The US Supreme Court on Tuesday lifted an injunction that had blocked President Donald Trump from implementing sweeping reforms aimed at restructuring the federal government.
The case centers on Executive Order 14210, signed in February, which directs federal agencies to undertake “large-scale reductions in force” and submit reorganization plans that could eliminate or consolidate existing agencies.
In April, Federal labor unions and advocacy groups challenged the order, arguing it amounted to an unprecedented unilateral dismantling of the federal government in the absence of required congressional authorization.
The following month, Judge Susan Illston of the US District Court for the Northern District of California granted the plaintiffs’ motion for a preliminary injunction, reasoning:
The President has the authority to seek changes to executive branch agencies, but he must do so in lawful ways and, in the case of large-scale reorganizations, with the cooperation of the legislative branch… Nothing prevents the President from requesting this cooperation—as he did in his prior term of office.
In June, the Trump administration filed an emergency application with the Supreme Court to stay the injunction, arguing that Article 2 of the US Constitution grants the president inherent authority to control personnel decisions within the Executive Branch.
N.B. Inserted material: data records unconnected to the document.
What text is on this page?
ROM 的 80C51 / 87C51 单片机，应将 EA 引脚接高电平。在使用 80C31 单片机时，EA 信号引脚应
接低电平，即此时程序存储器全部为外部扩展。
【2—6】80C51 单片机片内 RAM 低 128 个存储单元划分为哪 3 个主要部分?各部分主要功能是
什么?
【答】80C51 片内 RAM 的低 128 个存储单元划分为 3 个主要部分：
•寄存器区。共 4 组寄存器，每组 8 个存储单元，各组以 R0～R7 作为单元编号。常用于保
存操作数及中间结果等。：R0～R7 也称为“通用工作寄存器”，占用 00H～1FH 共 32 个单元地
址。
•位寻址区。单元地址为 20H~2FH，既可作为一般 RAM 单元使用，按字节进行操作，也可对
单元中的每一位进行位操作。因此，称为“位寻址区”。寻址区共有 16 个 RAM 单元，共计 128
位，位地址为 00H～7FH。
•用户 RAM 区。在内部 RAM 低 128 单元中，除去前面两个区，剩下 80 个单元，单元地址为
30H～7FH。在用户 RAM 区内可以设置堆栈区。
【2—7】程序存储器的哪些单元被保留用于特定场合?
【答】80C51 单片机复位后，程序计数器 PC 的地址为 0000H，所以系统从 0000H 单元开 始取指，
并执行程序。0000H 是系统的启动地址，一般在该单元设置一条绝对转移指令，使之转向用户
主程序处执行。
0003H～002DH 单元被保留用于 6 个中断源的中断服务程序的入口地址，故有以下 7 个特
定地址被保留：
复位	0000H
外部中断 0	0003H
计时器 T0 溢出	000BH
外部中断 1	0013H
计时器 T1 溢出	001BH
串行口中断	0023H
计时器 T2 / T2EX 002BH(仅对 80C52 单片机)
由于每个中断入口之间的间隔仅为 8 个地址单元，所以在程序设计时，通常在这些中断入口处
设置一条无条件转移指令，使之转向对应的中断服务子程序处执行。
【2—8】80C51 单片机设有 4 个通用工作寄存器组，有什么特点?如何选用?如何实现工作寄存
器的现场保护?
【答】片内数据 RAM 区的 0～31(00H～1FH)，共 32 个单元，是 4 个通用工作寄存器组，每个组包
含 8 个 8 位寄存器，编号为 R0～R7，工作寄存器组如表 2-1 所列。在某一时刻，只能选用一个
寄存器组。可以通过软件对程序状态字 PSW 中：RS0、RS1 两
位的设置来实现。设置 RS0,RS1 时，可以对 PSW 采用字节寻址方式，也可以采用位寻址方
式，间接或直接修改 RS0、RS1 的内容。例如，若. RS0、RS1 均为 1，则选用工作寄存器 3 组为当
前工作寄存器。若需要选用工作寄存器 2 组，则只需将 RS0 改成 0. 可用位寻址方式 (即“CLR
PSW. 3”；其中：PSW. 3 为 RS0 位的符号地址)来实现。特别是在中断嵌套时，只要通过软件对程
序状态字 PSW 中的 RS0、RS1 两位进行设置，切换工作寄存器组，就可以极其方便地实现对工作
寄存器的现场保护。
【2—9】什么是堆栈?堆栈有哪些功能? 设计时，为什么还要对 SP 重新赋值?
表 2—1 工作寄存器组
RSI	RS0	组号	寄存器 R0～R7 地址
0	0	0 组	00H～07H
The administration argued that the district court’s injunction violated core separation of powers principles by treating routine personnel management as requiring special statutory permission from Congress.
The Supreme Court on Tuesday sided with the Trump administration, finding the president was “likely to succeed” with its argument that the order was lawful. The court was careful to note, however, that in lifting the injunction, it was not opining on the legality of the reorganization play.
As stated by Justice Sonia Sotomayor in a concurring opinion:
The President cannot restructure federal agencies in a manner inconsistent with congressional mandates… Here, however, the relevant Executive Order directs agencies to plan reorganizations and reductions in force ‘consistent with applicable law’… The plans themselves are not before this Court, at this stage, and we thus have no occasion to consider whether they can and will be carried out consistent with the constraints of law.
Justice Ketanji Brown Jackson wrote a scathing dissent, arguing the majority improperly overruled detailed factual findings and warning of “enormous real-world consequences” including threats to veteran services, food safety, and environmental protections. Jackson’s dissent emphasized that federal government reorganization has historically required congressional approval, citing how eight presidents since the 1930s obtained specific legislative authorization before restructuring agencies. She argued the Court should have deferred to the district court’s extensive factual findings.
The dissent also warned of broader democratic harms, arguing that allowing the president to unilaterally dismantle federal programs created by Congress would undermine the constitutional separation of powers. Jackson accused the majority of showing “demonstrated enthusiasm for greenlighting this President’s legally dubious actions in an emergency posture.”
The stay allows implementation to continue while the US Court of Appeals for the Ninth Circuit considers the underlying legal challenge.